Выбрать главу

Страшно нанизывались секунды на ядовитое жало слабости.

Онемев от цепенящего ужаса школяр нашел в себе силы поднять голову и, подчиняясь некому животному магнетизму, взглянул в глаза оборотню ...

И дальше все произошло как-то странно. Глаза зверя были черными, зрачки с тусклыми водяными искрами, с двумя горячими, тыкающими в тебя равносильными загадками. Оборотень жадно смотрел на Камиля с неистощимой тоской затаенного противоречивого духа.

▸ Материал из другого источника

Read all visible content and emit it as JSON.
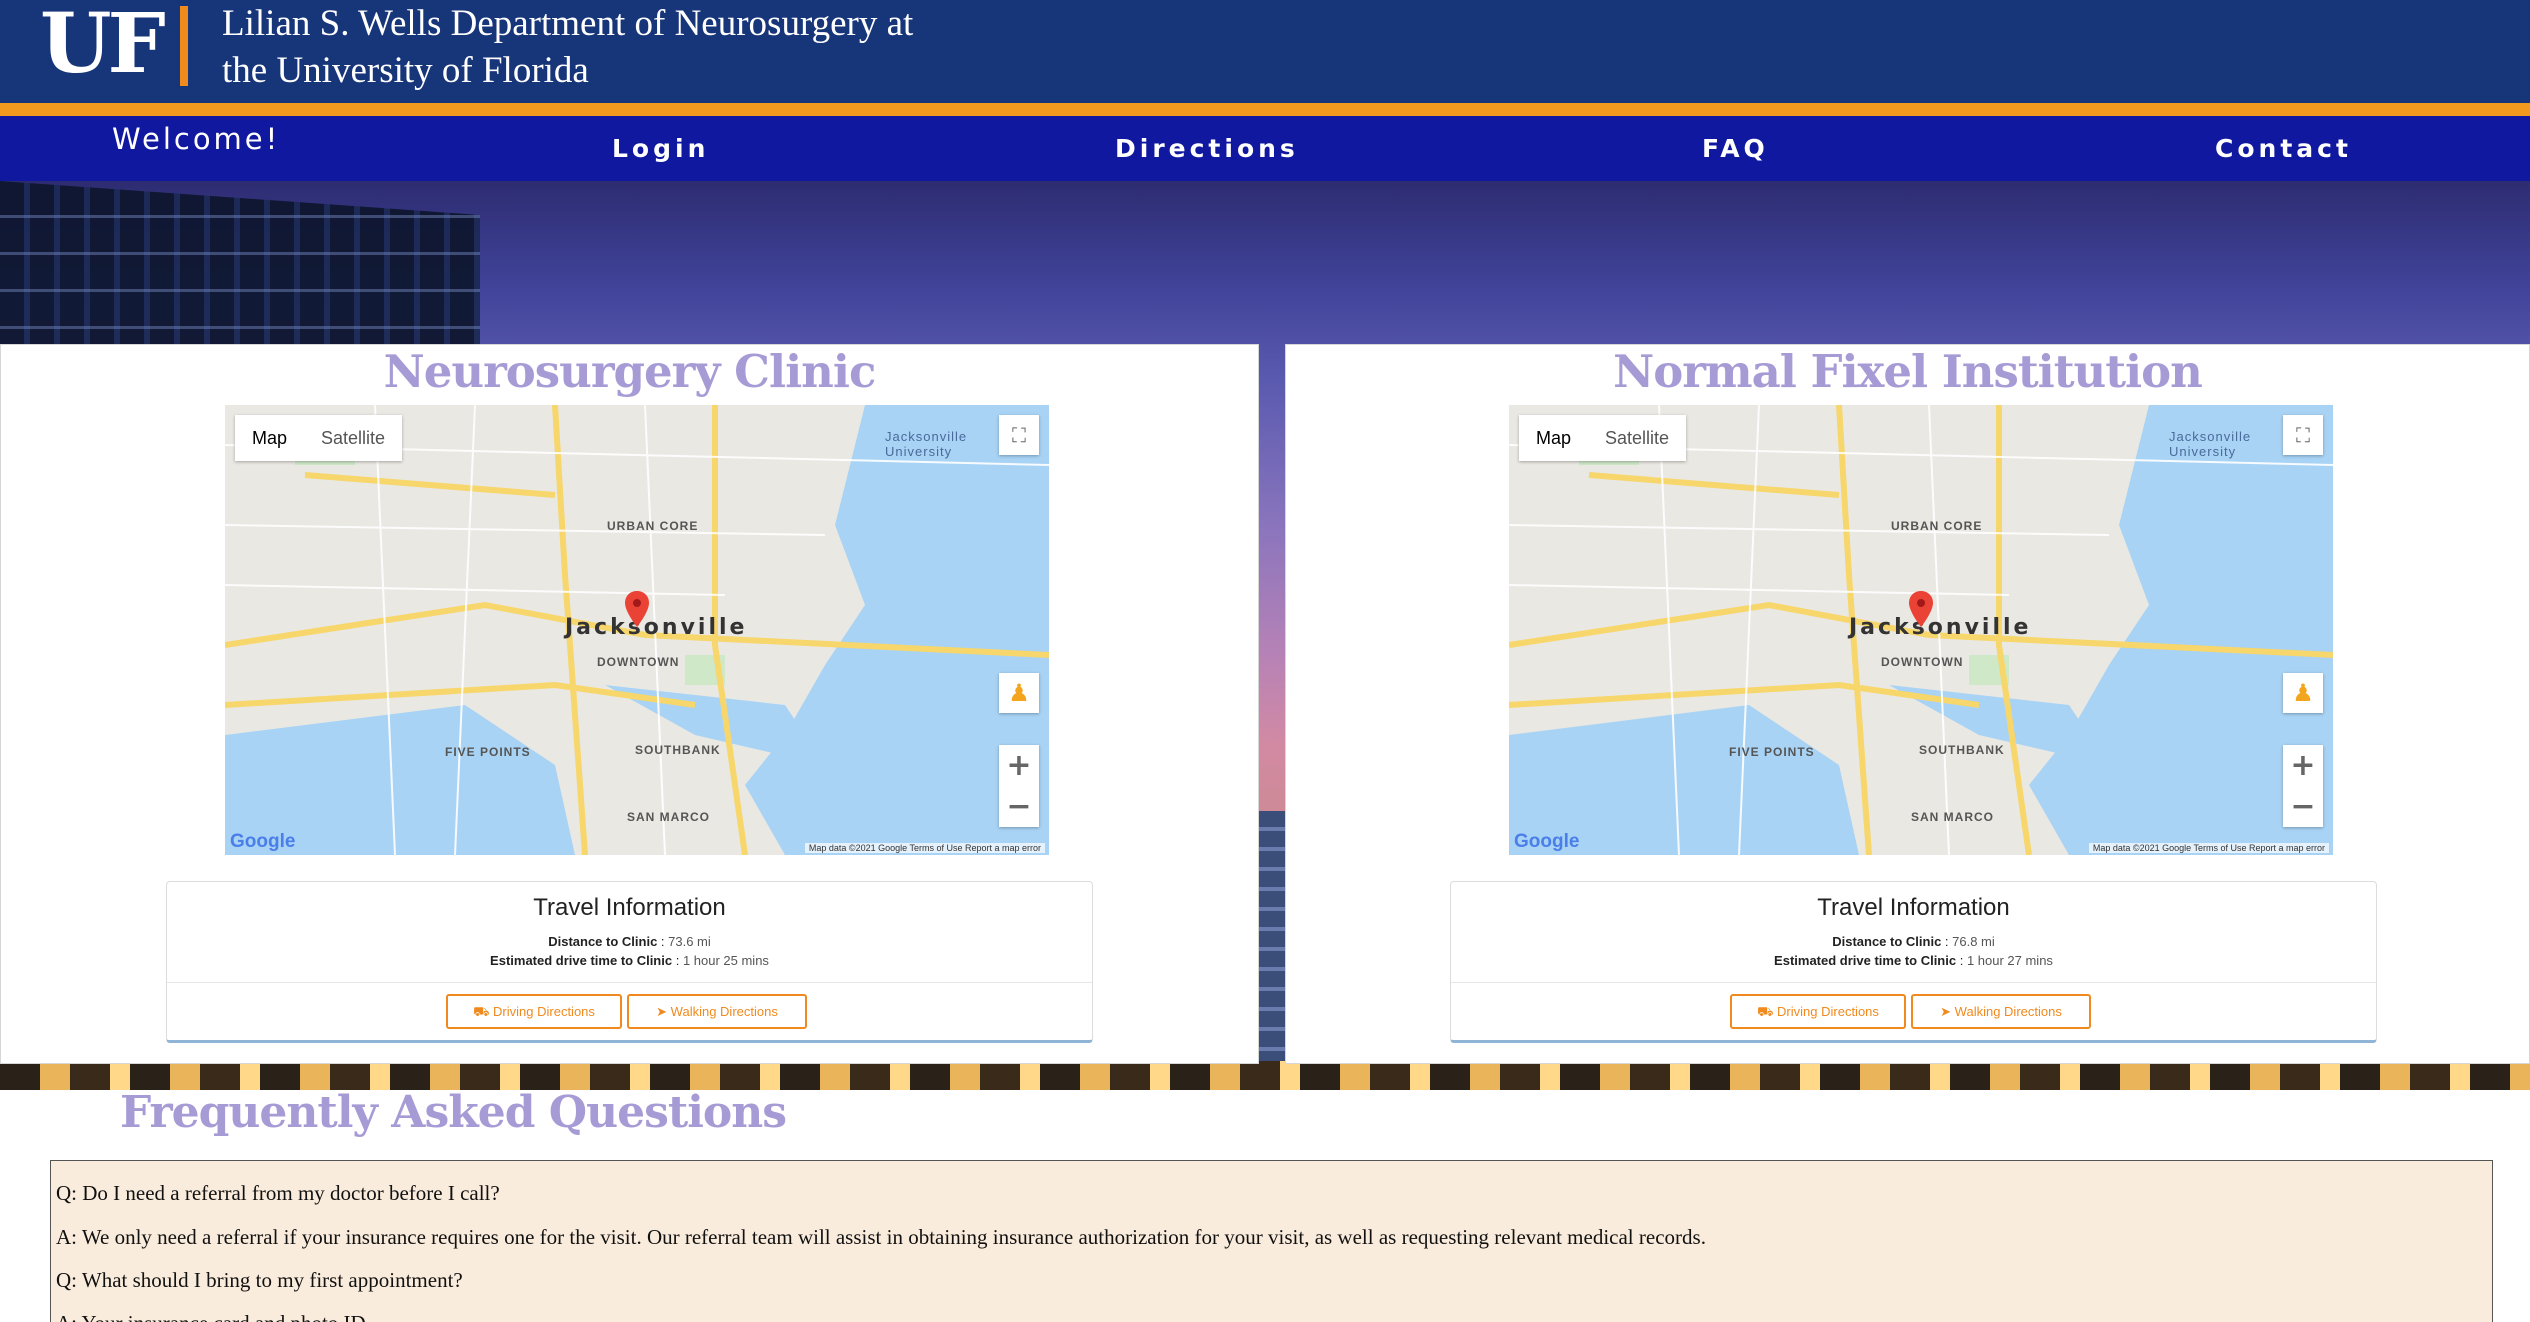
{
  "header": {
    "logo": "UF",
    "title_line1": "Lilian S. Wells Department of Neurosurgery at",
    "title_line2": "the University of Florida"
  },
  "nav": {
    "welcome": "Welcome!",
    "items": [
      "Login",
      "Directions",
      "FAQ",
      "Contact"
    ]
  },
  "clinics": [
    {
      "name": "Neurosurgery Clinic",
      "map": {
        "type_map": "Map",
        "type_satellite": "Satellite",
        "city": "Jacksonville",
        "labels": [
          "URBAN CORE",
          "DOWNTOWN",
          "FIVE POINTS",
          "SOUTHBANK",
          "SAN MARCO",
          "Jacksonville University"
        ],
        "google": "Google",
        "credits": "Map data ©2021 Google   Terms of Use   Report a map error"
      },
      "travel": {
        "title": "Travel Information",
        "distance_label": "Distance to Clinic",
        "distance_value": "73.6 mi",
        "time_label": "Estimated drive time to Clinic",
        "time_value": "1 hour 25 mins",
        "driving_label": "Driving Directions",
        "walking_label": "Walking Directions"
      }
    },
    {
      "name": "Normal Fixel Institution",
      "map": {
        "type_map": "Map",
        "type_satellite": "Satellite",
        "city": "Jacksonville",
        "labels": [
          "URBAN CORE",
          "DOWNTOWN",
          "FIVE POINTS",
          "SOUTHBANK",
          "SAN MARCO",
          "Jacksonville University"
        ],
        "google": "Google",
        "credits": "Map data ©2021 Google   Terms of Use   Report a map error"
      },
      "travel": {
        "title": "Travel Information",
        "distance_label": "Distance to Clinic",
        "distance_value": "76.8 mi",
        "time_label": "Estimated drive time to Clinic",
        "time_value": "1 hour 27 mins",
        "driving_label": "Driving Directions",
        "walking_label": "Walking Directions"
      }
    }
  ],
  "faq": {
    "title": "Frequently Asked Questions",
    "lines": [
      "Q: Do I need a referral from my doctor before I call?",
      "A: We only need a referral if your insurance requires one for the visit. Our referral team will assist in obtaining insurance authorization for your visit, as well as requesting relevant medical records.",
      "Q: What should I bring to my first appointment?",
      "A: Your insurance card and photo ID."
    ]
  },
  "colors": {
    "header_blue": "#173579",
    "accent_orange": "#f29a1d",
    "nav_blue": "#1018a0",
    "title_lavender": "#a79bd6",
    "faq_bg": "#faecdc"
  }
}
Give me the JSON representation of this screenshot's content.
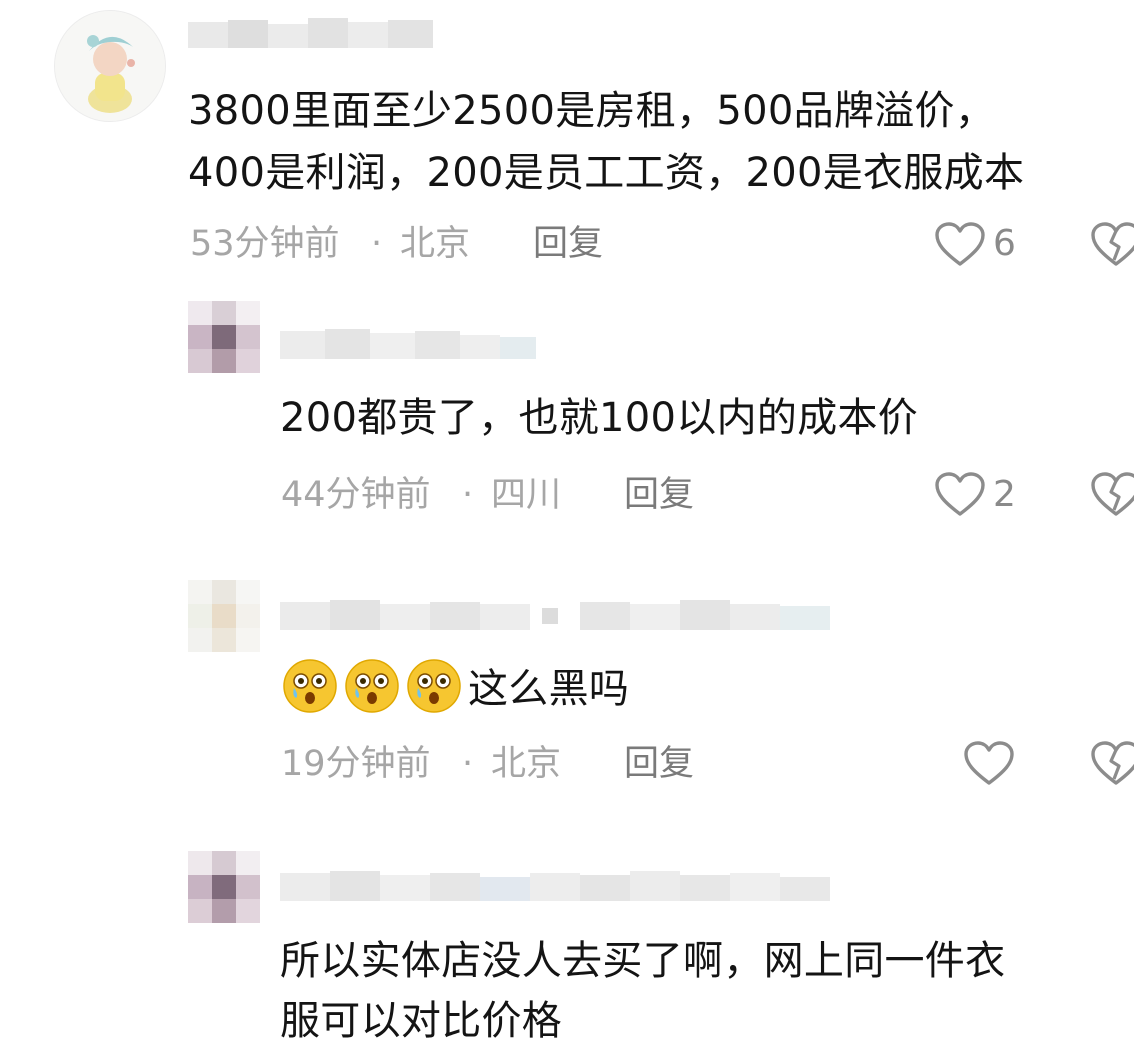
{
  "comments": [
    {
      "lines": [
        "3800里面至少2500是房租，500品牌溢价，",
        "400是利润，200是员工工资，200是衣服成本"
      ],
      "time": "53分钟前",
      "separator": "·",
      "location": "北京",
      "reply_label": "回复",
      "likes": "6"
    },
    {
      "lines": [
        "200都贵了，也就100以内的成本价"
      ],
      "time": "44分钟前",
      "separator": "·",
      "location": "四川",
      "reply_label": "回复",
      "likes": "2"
    },
    {
      "emoji_count": 3,
      "lines": [
        "这么黑吗"
      ],
      "time": "19分钟前",
      "separator": "·",
      "location": "北京",
      "reply_label": "回复",
      "likes": ""
    },
    {
      "lines": [
        "所以实体店没人去买了啊，网上同一件衣",
        "服可以对比价格"
      ]
    }
  ],
  "colors": {
    "text": "#141414",
    "meta": "#a6a6a6",
    "reply": "#7a7a7a",
    "icon": "#8c8c8c",
    "emoji_yellow": "#f6c630"
  },
  "icons": {
    "like": "heart-outline-icon",
    "dislike": "broken-heart-icon",
    "emoji": "shocked-tearful-face-emoji"
  }
}
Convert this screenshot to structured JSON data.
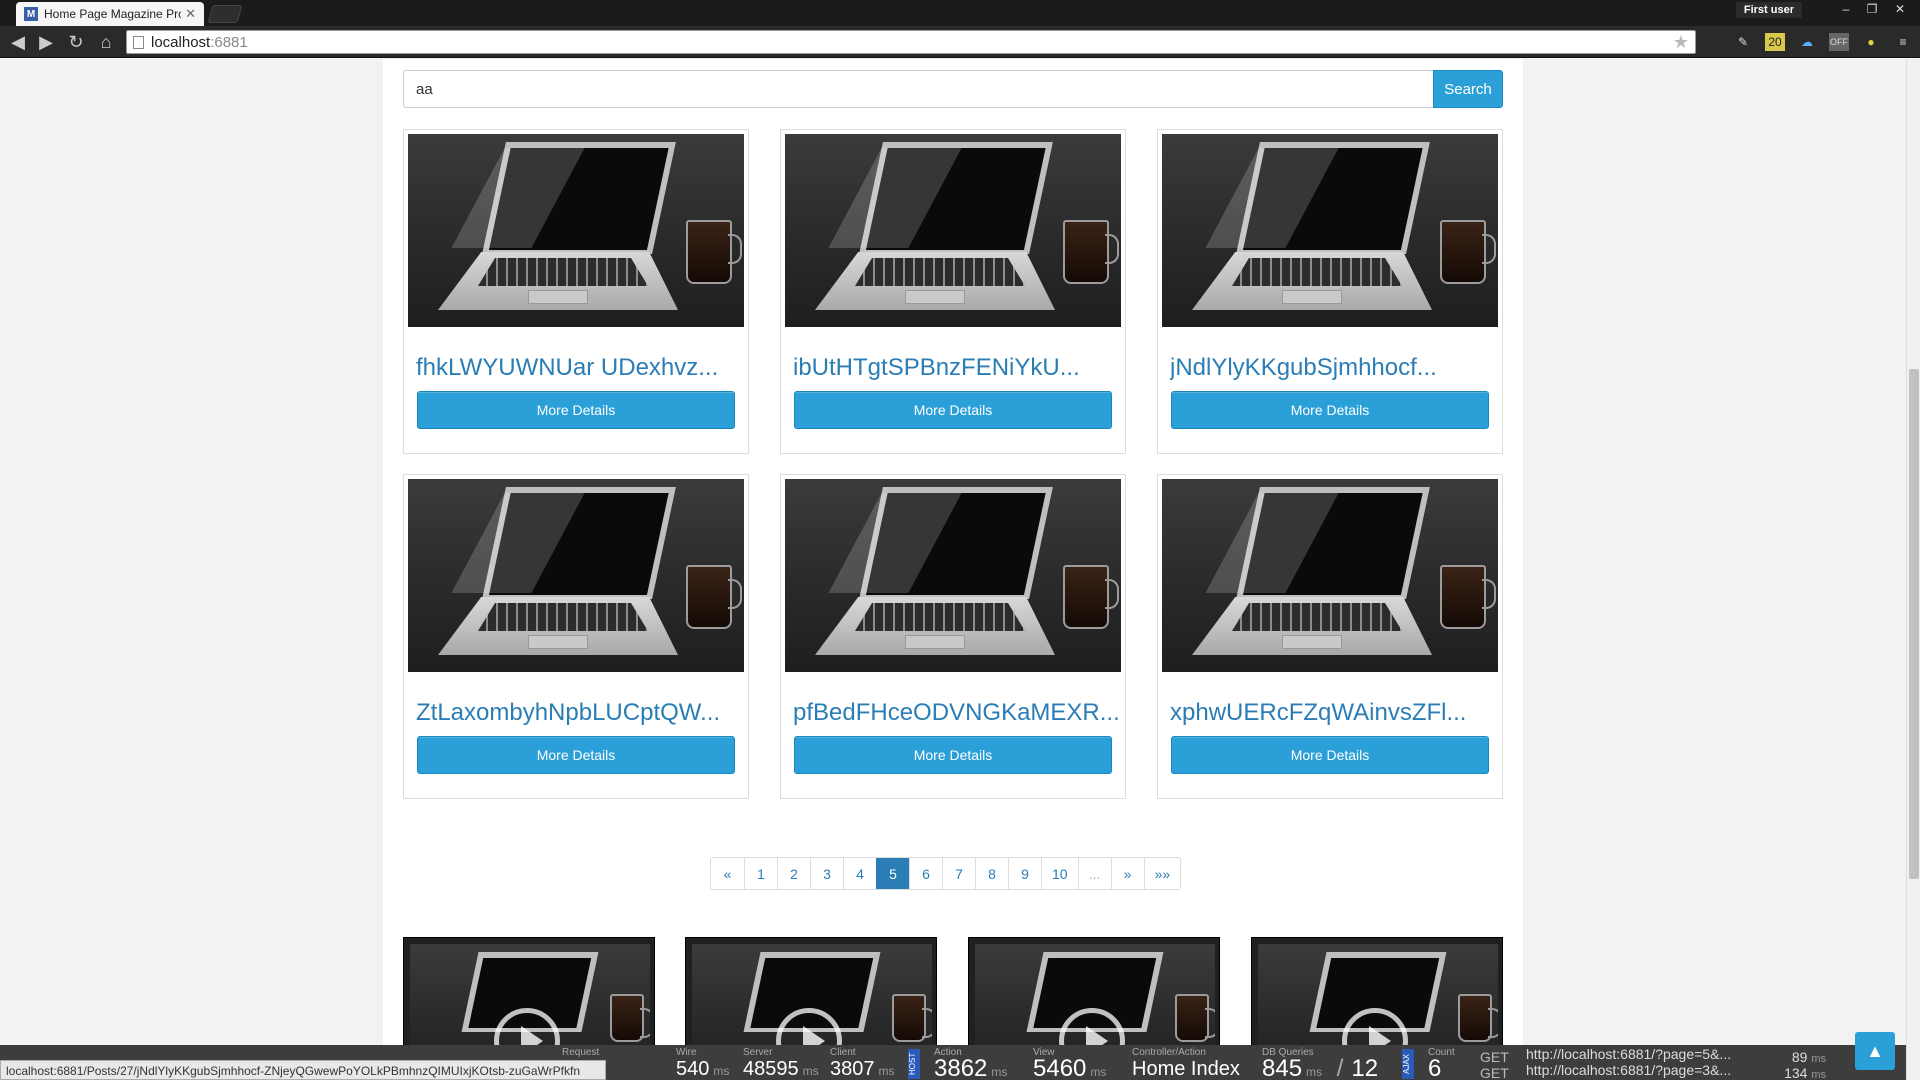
{
  "browser": {
    "tab_title": "Home Page Magazine Pro",
    "favicon_letter": "M",
    "user_label": "First user",
    "url_host": "localhost",
    "url_port": ":6881"
  },
  "search": {
    "value": "aa",
    "button_label": "Search"
  },
  "cards": [
    {
      "title": "fhkLWYUWNUar UDexhvz...",
      "button_label": "More Details"
    },
    {
      "title": "ibUtHTgtSPBnzFENiYkU...",
      "button_label": "More Details"
    },
    {
      "title": "jNdlYlyKKgubSjmhhocf...",
      "button_label": "More Details"
    },
    {
      "title": "ZtLaxombyhNpbLUCptQW...",
      "button_label": "More Details"
    },
    {
      "title": "pfBedFHceODVNGKaMEXR...",
      "button_label": "More Details"
    },
    {
      "title": "xphwUERcFZqWAinvsZFl...",
      "button_label": "More Details"
    }
  ],
  "pagination": {
    "items": [
      "«",
      "1",
      "2",
      "3",
      "4",
      "5",
      "6",
      "7",
      "8",
      "9",
      "10",
      "...",
      "»",
      "»»"
    ],
    "active": "5"
  },
  "status_url": "localhost:6881/Posts/27/jNdlYlyKKgubSjmhhocf-ZNjeyQGwewPoYOLkPBmhnzQIMUIxjKOtsb-zuGaWrPfkfn",
  "glimpse": {
    "request_label": "Request",
    "wire_label": "Wire",
    "wire_value": "540",
    "wire_unit": "ms",
    "server_label": "Server",
    "server_value": "48595",
    "server_unit": "ms",
    "client_label": "Client",
    "client_value": "3807",
    "client_unit": "ms",
    "host_tag": "HOST",
    "action_label": "Action",
    "action_value": "3862",
    "action_unit": "ms",
    "view_label": "View",
    "view_value": "5460",
    "view_unit": "ms",
    "controller_label": "Controller/Action",
    "controller_value": "Home Index",
    "db_label": "DB Queries",
    "db_time": "845",
    "db_unit": "ms",
    "db_separator": "/",
    "db_count": "12",
    "ajax_tag": "AJAX",
    "count_label": "Count",
    "count_value": "6",
    "ajax_requests": [
      {
        "method": "GET",
        "url": "http://localhost:6881/?page=5&...",
        "time": "89",
        "unit": "ms"
      },
      {
        "method": "GET",
        "url": "http://localhost:6881/?page=3&...",
        "time": "134",
        "unit": "ms"
      }
    ]
  }
}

Юноша точно бредил. Ему думалось, что это мерещится ... Камилю с отчаянной ясностью привиделось ... показалось ... минутное отсутствие зла.

Просто так понять это было невозможно, но это было чувство, от которого перехватывало горло. Оборотень молчаньем пытался проникнуть в самое сердце юному магу. Камиль ощутил, как огромное смертоносное существо подсознательно робеет.

Ничего невозможно понять по глазам бездейственным. Вялым. Мумифицированным тупостью. Во взгляде оборотня не было угрозы, его глаза будто жаловались. Столько нечеловеческой грусти и покорности было в них.

Языки пламени над факелами панцирных плащеносцев дружно вздрагивали пригоршнями огней, словно и они были способны продрогнуть. Поведение оборотня было неестественным, если не сказать необычайным, и никем никогда невиданным. Может быть поэтому никто не попытался напасть на него теперь, приостановив объем затеянной травли. Продолжая удивляться самой возможности такого поворота событий.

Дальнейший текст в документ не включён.